Over the weekend, the Cardinals signed left-handed reliever Brett Cecil to a surprising four-year deal worth more than $30 million. That contract inspired curiosity; if a good setup man is receiving so much, then how rich are the elite closers -- Aroldis Chapman, Kenley Jansen and Mark Melancon -- about to become?
We don't have an answer yet, and won't for a little longer. But we can focus our sights on those closers in another respect, homing in on what makes each special and effective. We'll go in alphabetical order.
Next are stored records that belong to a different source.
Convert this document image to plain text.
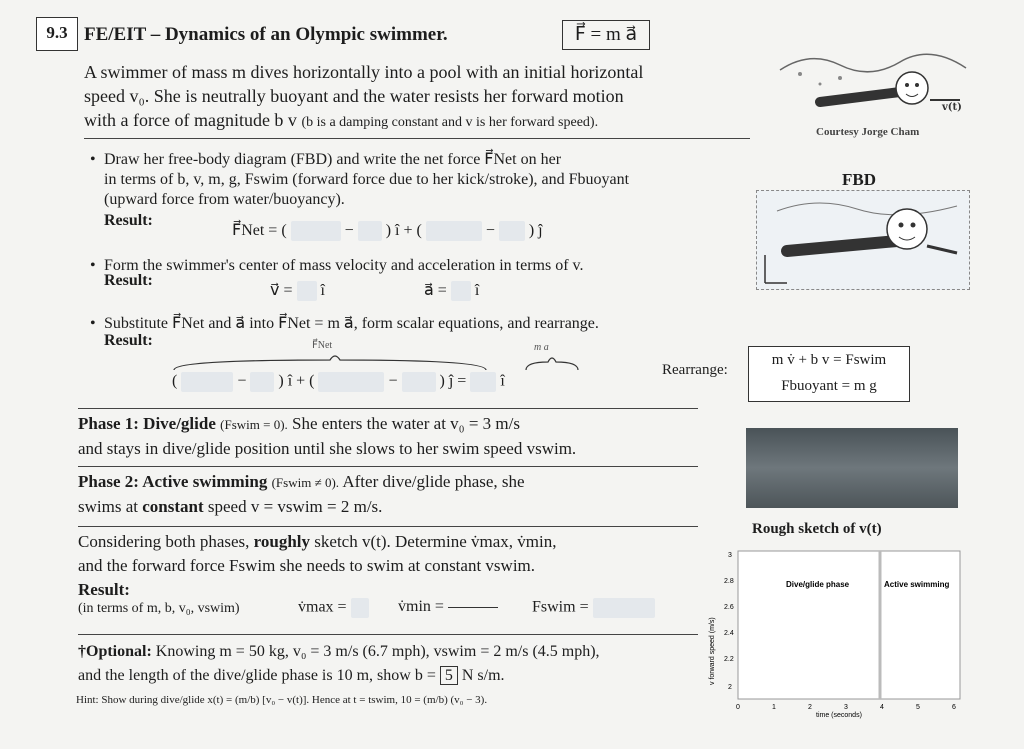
9.3 FE/EIT – Dynamics of an Olympic swimmer.	F⃗ = m a⃗
A swimmer of mass m dives horizontally into a pool with an initial horizontal
speed v₀. She is neutrally buoyant and the water resists her forward motion
with a force of magnitude b v (b is a damping constant and v is her forward speed).
v(t)
Courtesy Jorge Cham
• Draw her free-body diagram (FBD) and write the net force F⃗Net on her
in terms of b, v, m, g, Fswim (forward force due to her kick/stroke), and Fbuoyant
(upward force from water/buoyancy).
Result:
F⃗Net = (	− ) î + (	− ) ĵ
FBD
• Form the swimmer's center of mass velocity and acceleration in terms of v.
Result:
v⃗ = î	a⃗ = î
• Substitute F⃗Net and a⃗ into F⃗Net = m a⃗, form scalar equations, and rearrange.
Result:	F⃗Net	m a⃗
(	− ) î + (	−	) ĵ = î
Rearrange:
m v̇ + b v = Fswim
Fbuoyant = m g
Phase 1: Dive/glide (Fswim = 0). She enters the water at v₀ = 3 m/s
and stays in dive/glide position until she slows to her swim speed vswim.
Phase 2: Active swimming (Fswim ≠ 0). After dive/glide phase, she
swims at constant speed v = vswim = 2 m/s.
Considering both phases, roughly sketch v(t). Determine v̇max, v̇min,
and the forward force Fswim she needs to swim at constant vswim.
Result:
(in terms of m, b, v₀, vswim)	v̇max =	v̇min =	Fswim =
†Optional: Knowing m = 50 kg, v₀ = 3 m/s (6.7 mph), vswim = 2 m/s (4.5 mph),
and the length of the dive/glide phase is 10 m, show b = 5 N s/m.
Hint: Show during dive/glide x(t) = (m/b) [v₀ − v(t)]. Hence at t = tswim, 10 = (m/b) (v₀ − 3).
Rough sketch of v(t)
Dive/glide phase	Active swimming
3
2.8
2.6
2.4
2.2
2
0	1	2	3	4	5	6
time (seconds)
v forward speed (m/s)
Chapman isn't yet 29 years old, but he has staked a claim as the best closer of his generation. In six-plus seasons, he has tallied a 2.08 ERA (good for a 192 ERA+) and a 3.68 strikeout-to-walk ratio (fueled by more than 15 strikeouts per nine), all the while converting on 90 percent of his save chances. The main knock on him is his involvement in a domestic dispute last offseason -- in which he admitted to firing his gun six times following an argument with his child's mother. Chapman has since served a 30-game suspension and stayed out of headlines, but that and his aloof attempts at remorse make him a difficult figure to embrace.
On the mound, Chapman remains dynamic. He has absurd flexibility, which allows him to contort his body in a way to achieve maximum kinetic potential -- the separation he creates between his top and lower halves permit the otherworldly velocity figures. Chapman averaged 101 mph on his fastball in 2016 -- the kind of velocity that causes batters to refrain, "Hm, that's not a rabbit" as the ball hops over their bats. He also threw more strikes than normal last season.
Were it not for Chapman the human being, Chapman would be the perfect free-agent reliever: He's on the right side of 30; he's accomplished to an unfathomable degree; and he's blessed with the kind of generational talent that makes a lengthy, Hall of Fame-caliber career possible. You can't separate the person from the pitcher, however, and that might (and probably should) give some teams pause.
Jansen is a year older than Chapman and lacks Chapman's velocity. (Then again, he also lacks the character problems.) Yet that doesn't make him a slouch by any means. His career 2.20 ERA translates to a 169 ERA+, and his 5.31 strikeout-to-walk ratio is a fair bit better than Chapman's mark.
Jansen elicits Mariano Rivera comparisons for two reasons: One, he leans heavily upon his cutter; two, he throws an almost unimaginable amount of strikes. More than 88 percent of his 2016 pitches were cut, while a career-high 72.7 percent went for strikes. Basically, Jansen spams batters with the same pitch over and over, all in the zone, and there's nothing they can do about it. Last season, the opposition hit .153 when they were able to put the cutter into play.
There are easy outs, and then there are easy outs and Jansen deals in the latter. He consistently coerces a high amount of infield flies (more than 25 percent of his total flyballs in 2015, per Baseball Reference), and he has flirted with a 40 percent strikeout rate throughout his career. There isn't much hope for the opposition when that many of their at-bats end in an automatic out.
Jansen doesn't have Rivera's postseason mystique -- though his three perfect innings of work in NLCS Game 6 were impressive -- but that's the thing: If a reliever comes up short only when he's being compared to Rivera or Chapman, then you know he's elite. Expect Jansen to receive a matching payday.
Then there's Melancon, the oddball of the trio.
Melancon is older than either Chapman or Jansen (which is to say he's nearing his 32nd birthday) and is less of a household name. His career hasn't always been golden, and there was a point in early 2015 where it appeared he was headed toward oblivion. Yet Melancon has since turned it around, running his four-year totals to a 1.80 ERA (a 212 ERA+) and a 5.96 strikeout-to-walk ratio. The sample size isn't as impressive as it is with Chapman and Jansen, but those figures are ridiculous all the same.
Melancon is the outlier on the mound, too. He doesn't throw that hard (low 90s), and unlike the others, he has to rely upon a pair of pitches: his cutter and a knuckle curve he throws more than a quarter of the time. Melancon follows the boring formula of throwing quality strikes and generating ground balls; he's dependent more so on location than domination, though it has worked out swell for him, thanks for asking.
Because of Melancon's age and style, he's likely to receive the shortest and least-lucrative deal of the three. Nonetheless, there's reason to believe he has another couple years remaining as a front-end closer.